Moving to École des Ponts ParisTech!

I'm moving to Ecole des Ponts ParisTech (ENPC) as senior researcher, in the team IMAGINE from LIGM. This is a full time research position, which means more time for future collaboration.

Side note, our paper "Metric Learning With HORDE: High-Order Regularizer for Deep Embeddings" has been accepted at ICCV 19. See you in Seoul!

Amazing PhD students

I feel blessed with my PhD students.

Last week saw the PhD day at our lab, where all second year PhD students of the lab present their work at a small open workshop. This year, the formula was changed to cope with the number of people presenting (around 20). We had 3 minute thesis presentations for the general flavor of the work followed by poster sessions for the technical details.

Marie-Morgane won the best oral presentation award for her amazing 3 minute presentation (she was the clear winner here). Pierre Jacob won the best poster presentation for his excellent explanations. I am very happy that both of my second year students won, because they put so much effort in their work that it has to be rewarded. Especially in the current context where it is so difficult to publish at major conferences. Last year, Diogo Luvizon won the oral presentation award and three years ago, Jérôme Fellus also won the oral presentation award.

I feel very lucky to work with these talented people.

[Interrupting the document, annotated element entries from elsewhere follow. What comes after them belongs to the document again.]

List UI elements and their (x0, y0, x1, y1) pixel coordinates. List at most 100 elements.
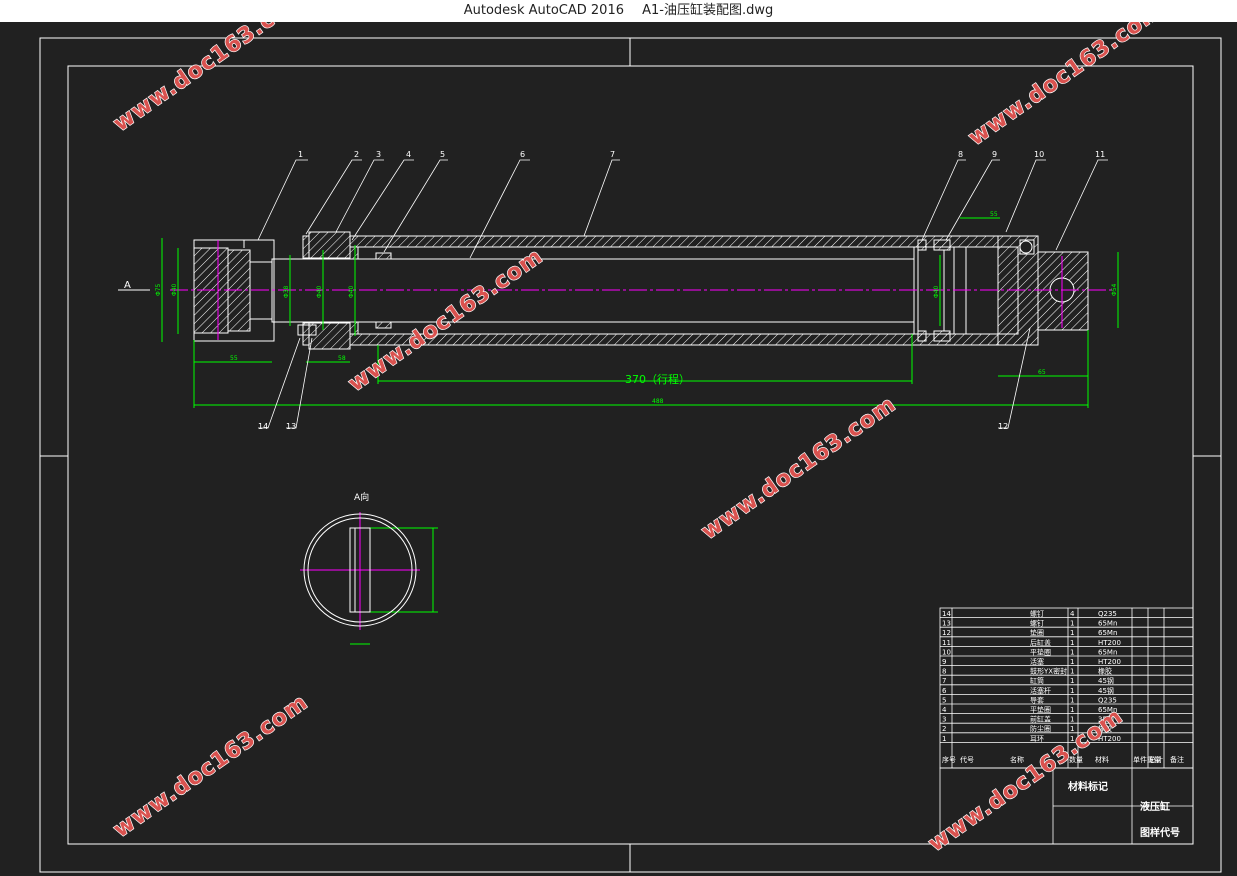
bom-cell-no: 6 (942, 687, 947, 695)
svg-text:代号: 代号 (960, 755, 974, 764)
drawing-canvas[interactable]: Φ75 Φ40 Φ38 Φ40 Φ40 Φ40 Φ54 55 58 55 65 … (0, 22, 1237, 876)
bom-cell-qty: 1 (1070, 629, 1074, 637)
bom-cell-material: HT200 (1098, 658, 1121, 666)
svg-text:www.doc163.com: www.doc163.com (924, 704, 1128, 857)
bom-row: 5 导套 1 Q235 (942, 695, 1117, 704)
svg-text:材料: 材料 (1095, 755, 1109, 764)
bom-cell-qty: 4 (1070, 610, 1075, 618)
bom-row: 6 活塞杆 1 45钢 (942, 686, 1114, 695)
dim-bore-b: Φ40 (316, 285, 323, 298)
bom-row: 12 垫圈 1 65Mn (942, 628, 1117, 637)
balloon-13: 13 (286, 422, 296, 431)
front-cap-top (308, 231, 351, 259)
balloon-14: 14 (258, 422, 268, 431)
dim-left-outer: Φ75 (155, 283, 162, 296)
title-code: 图样代号 (1140, 826, 1180, 839)
balloon-5: 5 (440, 150, 445, 159)
bom-cell-name: 前缸盖 (1030, 715, 1051, 724)
bom-cell-name: 活塞 (1030, 657, 1044, 666)
bom-cell-no: 9 (942, 658, 946, 666)
bom-cell-material: Q235 (1098, 696, 1117, 704)
dim-len-left: 55 (230, 355, 238, 362)
svg-text:www.doc163.com: www.doc163.com (109, 690, 313, 843)
bom-row: 13 螺钉 1 65Mn (942, 619, 1117, 628)
bom-cell-qty: 1 (1070, 706, 1074, 714)
title-name: 液压缸 (1140, 800, 1170, 813)
bom-cell-material: HT200 (1098, 639, 1121, 647)
dim-piston: Φ40 (933, 285, 940, 298)
bom-cell-no: 13 (942, 620, 951, 628)
bom-cell-qty: 1 (1070, 687, 1074, 695)
front-cap-bottom (308, 322, 351, 350)
leader-lines (257, 159, 1108, 429)
svg-text:名称: 名称 (1010, 755, 1024, 764)
stroke-dimension: 370（行程） (625, 373, 690, 386)
balloon-11: 11 (1095, 150, 1105, 159)
bom-cell-material: 65Mn (1098, 620, 1117, 628)
bom-cell-name: 耳环 (1030, 735, 1044, 743)
dim-len-top-right: 55 (990, 211, 998, 218)
balloon-1: 1 (298, 150, 303, 159)
section-marker: A (118, 280, 150, 291)
bom-cell-no: 11 (942, 639, 951, 647)
bom-cell-qty: 1 (1070, 716, 1074, 724)
balloon-7: 7 (610, 150, 615, 159)
bom-cell-name: 鼓形YX密封 (1030, 667, 1067, 676)
svg-text:www.doc163.com: www.doc163.com (344, 244, 548, 397)
bom-cell-qty: 1 (1070, 658, 1074, 666)
balloon-4: 4 (406, 150, 411, 159)
bom-row: 8 鼓形YX密封 1 橡胶 (942, 667, 1112, 676)
bom-cell-name: 垫圈 (1030, 628, 1044, 637)
bom-cell-material: 橡胶 (1098, 667, 1112, 676)
svg-text:www.doc163.com: www.doc163.com (964, 22, 1168, 151)
bom-cell-no: 2 (942, 725, 946, 733)
balloon-2: 2 (354, 150, 359, 159)
dim-bore-a: Φ38 (283, 285, 290, 298)
bom-cell-qty: 1 (1070, 620, 1074, 628)
balloon-3: 3 (376, 150, 381, 159)
barrel-wall-top (349, 235, 999, 248)
bom-cell-no: 5 (942, 696, 946, 704)
bom-cell-name: 活塞杆 (1030, 686, 1051, 695)
bom-cell-name: 防尘圈 (1030, 724, 1051, 733)
bom-row: 7 缸筒 1 45钢 (942, 676, 1114, 685)
dim-right: Φ54 (1111, 283, 1118, 296)
centerlines (170, 240, 1115, 630)
app-title: Autodesk AutoCAD 2016 (463, 3, 624, 18)
window-title-bar: Autodesk AutoCAD 2016 A1-油压缸装配图.dwg (0, 0, 1237, 22)
svg-text:www.doc163.com: www.doc163.com (697, 392, 901, 545)
bom-row: 10 平垫圈 1 65Mn (942, 647, 1117, 656)
balloon-9: 9 (992, 150, 997, 159)
dust-ring (302, 235, 310, 259)
bom-cell-material: 45钢 (1098, 686, 1114, 695)
bom-row: 9 活塞 1 HT200 (942, 657, 1121, 666)
bom-cell-name: 平垫圈 (1030, 647, 1051, 656)
bom-cell-name: 缸筒 (1030, 676, 1044, 685)
bom-row: 14 螺钉 4 Q235 (942, 609, 1117, 618)
balloon-6: 6 (520, 150, 525, 159)
balloon-8: 8 (958, 150, 963, 159)
bom-cell-qty: 1 (1070, 668, 1074, 676)
balloon-10: 10 (1034, 150, 1044, 159)
bom-cell-qty: 1 (1070, 677, 1074, 685)
file-title: A1-油压缸装配图.dwg (642, 3, 774, 18)
dim-len-total: 488 (652, 398, 664, 405)
bom-cell-no: 12 (942, 629, 951, 637)
svg-text:www.doc163.com: www.doc163.com (109, 22, 313, 137)
svg-text:备注: 备注 (1170, 755, 1184, 764)
dim-left-inner: Φ40 (171, 283, 178, 296)
bom-cell-name: 导套 (1030, 695, 1044, 704)
bom-cell-no: 3 (942, 716, 946, 724)
title-material: 材料标记 (1068, 780, 1108, 793)
bom-cell-no: 10 (942, 648, 951, 656)
bom-row: 4 平垫圈 1 65Mn (942, 705, 1117, 714)
balloon-12: 12 (998, 422, 1008, 431)
svg-text:序号: 序号 (942, 755, 956, 764)
bom-cell-name: 螺钉 (1030, 609, 1044, 618)
bom-cell-material: Q235 (1098, 610, 1117, 618)
dim-len-cap: 58 (338, 355, 346, 362)
bom-cell-no: 4 (942, 706, 947, 714)
bom-cell-material: 65Mn (1098, 648, 1117, 656)
bom-cell-name: 平垫圈 (1030, 705, 1051, 714)
bom-cell-no: 1 (942, 735, 946, 743)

Optimizing deep learning using Gossip

We recently published a paper entitled Distributed optimization for deep learning with gossip exchange with M. Blot, N. Thome and M. Cord. This work is about distributed optimization for deep neural networks in an asynchronous and decentralized setup. We tackle the case where you have several computing resources (e.g., GPU) and you want to train a single deep learning model. We propose an optimization procedure based on gossip, where each computing optimizes a local model and sometimes exchange their weights with a random neighbor. There are several key aspect to this research.

First, we show that the gossiping strategy is in expectation equivalent to performing a stochastic gradient descent with mini-batches of a size equivalent to the aggregation of all nodes. This means that you can optimize big models which are notoriously hard to train without a bigger batch size (I'm looking at you resnet) on a collection of small GPU, rather than having to buy a larger and much more expensive one.

Second, we also show that the gossip mechanism perform some sort of stochastic exploration that in my opinion is similar to dropout, but on entire models. In short, it is a way to train an ensemble and getting the aggregate of this ensemble thanks to the consensus optimization.

There are many interesting work to be done on this topic, mostly theoretical work, that I am very looking forward to in the future.